Proving that $\frac{(k!)!}{k!^{(k-1)!}}$ is an integer
A hint:
Assume that there are $(k-1)!$ colors, and that you have $k$ balls of each color. In how many ways can you arrange them in a long line?
We have $$(n!)!=\prod_{i=1}^{n!}i=\prod_{k=1}^{(n-1)!}u_{n,k}$$where$$u_{n,k}=\prod_{i=kn-n+1}^{kn}i=(kn-n+1)\cdots(kn)=n!{kn\choose{n}}$$ hence $$(n!)!=(n!)^{(n-1)!}\left(\prod_{k=1}^{(n-1)!}{kn\choose n}\right)$$
The multinomial coefficient $$ {n\choose k_1,k_2,\ldots, k_r}, $$ where all the variables are non-negative integers and $k_1+k_2+\cdots+k_r=n$, counts the number of ways we can partition a set of $n$ objects into subsets $A_1,A_2,\ldots,A_r$ such that $|A_i|=k_i$ for each $i$. Alternatively it is the coefficient of the term $x_1^{k_1}x_2^{k_2}\cdots x_r^{k_r}$ in the multinomial expansion of $(x_1+x_2+\cdots+x_r)^n$.

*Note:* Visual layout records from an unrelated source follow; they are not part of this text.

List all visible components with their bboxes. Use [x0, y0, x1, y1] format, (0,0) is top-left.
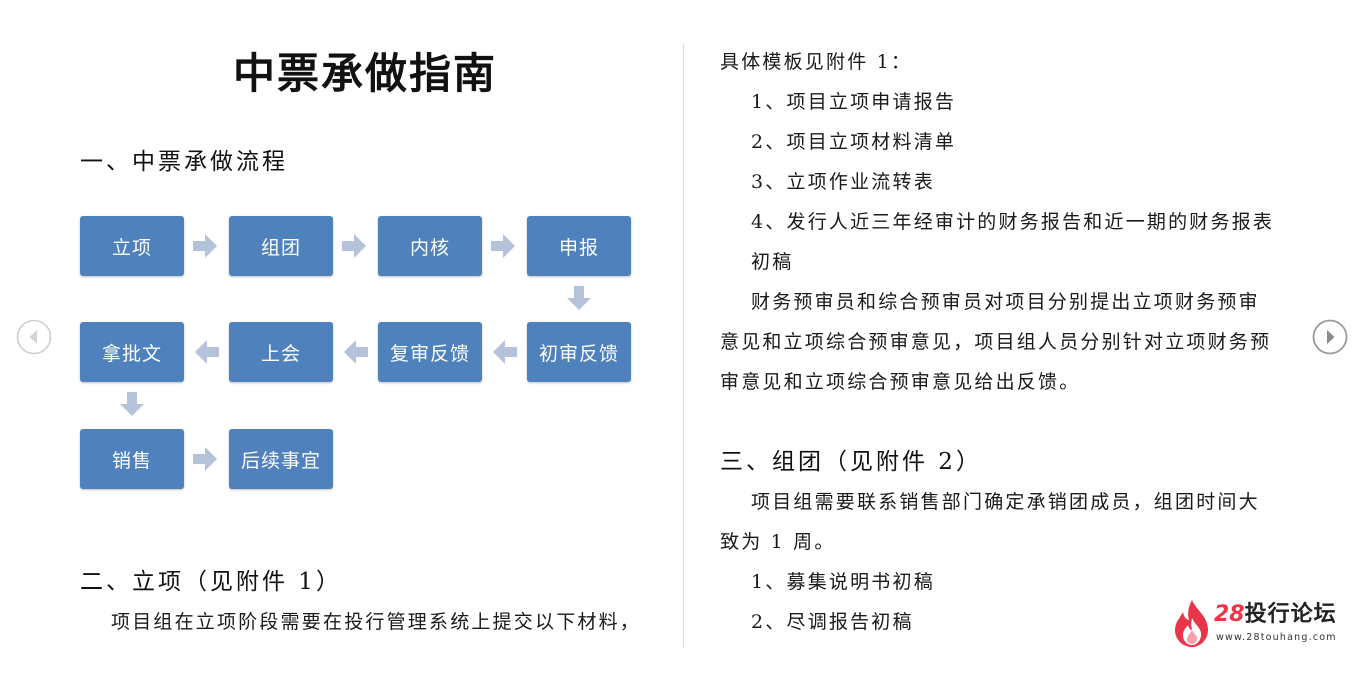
list-item-continuation: 初稿 [751, 251, 794, 273]
section3-paragraph-line: 项目组需要联系销售部门确定承销团成员，组团时间大 [751, 491, 1260, 513]
logo-url: www.28touhang.com [1216, 632, 1337, 643]
list-item: 1、项目立项申请报告 [751, 91, 957, 113]
list-item: 2、项目立项材料清单 [751, 131, 957, 153]
section2-paragraph: 项目组在立项阶段需要在投行管理系统上提交以下材料， [111, 611, 642, 633]
arrow-left-icon [344, 340, 368, 364]
prev-page-button[interactable] [16, 319, 52, 355]
site-logo[interactable]: 28投行论坛 www.28touhang.com [1170, 598, 1345, 652]
section1-heading: 一、中票承做流程 [80, 149, 288, 175]
flow-step-meeting: 上会 [229, 322, 333, 382]
arrow-left-icon [195, 340, 219, 364]
arrow-down-icon [567, 286, 591, 310]
flow-step-internal-review: 内核 [378, 216, 482, 276]
section3-paragraph-line: 致为 1 周。 [720, 531, 836, 553]
arrow-left-icon [493, 340, 517, 364]
flow-step-filing: 申报 [527, 216, 631, 276]
flow-step-follow-up: 后续事宜 [229, 429, 333, 489]
logo-number: 28 [1214, 602, 1245, 627]
review-paragraph-line: 审意见和立项综合预审意见给出反馈。 [720, 371, 1081, 393]
flow-step-syndication: 组团 [229, 216, 333, 276]
flow-step-first-feedback: 初审反馈 [527, 322, 631, 382]
logo-name: 投行论坛 [1244, 602, 1337, 627]
flow-step-project-approval: 立项 [80, 216, 184, 276]
attachment-intro: 具体模板见附件 1： [720, 51, 913, 73]
section3-heading: 三、组团（见附件 2） [720, 449, 982, 475]
flow-step-approval-doc: 拿批文 [80, 322, 184, 382]
arrow-right-icon [342, 234, 366, 258]
review-paragraph-line: 意见和立项综合预审意见，项目组人员分别针对立项财务预 [720, 331, 1272, 353]
list-item: 4、发行人近三年经审计的财务报告和近一期的财务报表 [751, 211, 1275, 233]
list-item: 3、立项作业流转表 [751, 171, 935, 193]
page-divider [683, 44, 684, 648]
arrow-right-icon [193, 447, 217, 471]
arrow-down-icon [120, 392, 144, 416]
next-page-button[interactable] [1312, 319, 1348, 355]
logo-text: 28投行论坛 [1214, 600, 1337, 630]
section2-heading: 二、立项（见附件 1） [80, 569, 342, 595]
list-item: 1、募集说明书初稿 [751, 571, 935, 593]
flame-icon [1175, 600, 1208, 647]
chevron-right-circle-icon [1327, 330, 1335, 344]
flow-step-second-feedback: 复审反馈 [378, 322, 482, 382]
flow-step-sales: 销售 [80, 429, 184, 489]
chevron-left-circle-icon [29, 330, 37, 344]
arrow-right-icon [193, 234, 217, 258]
document-title: 中票承做指南 [232, 49, 497, 98]
list-item: 2、尽调报告初稿 [751, 611, 914, 633]
arrow-right-icon [491, 234, 515, 258]
review-paragraph-line: 财务预审员和综合预审员对项目分别提出立项财务预审 [751, 291, 1260, 313]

It is easy to show by induction on $r$ (using the more common binomial coefficient as the base case as well as the inductive step) that $$ {n\choose k_1,k_2,\ldots, k_r}=\frac{n!}{k_1!k_2!\cdots k_r!}. $$
The number in the question is the multinomial coefficient with $n=k!$, $r=(k-1)!$ and $k_i=k$ for all $i=1,2,\ldots,(k-1)!$.
Therefore it is an integer.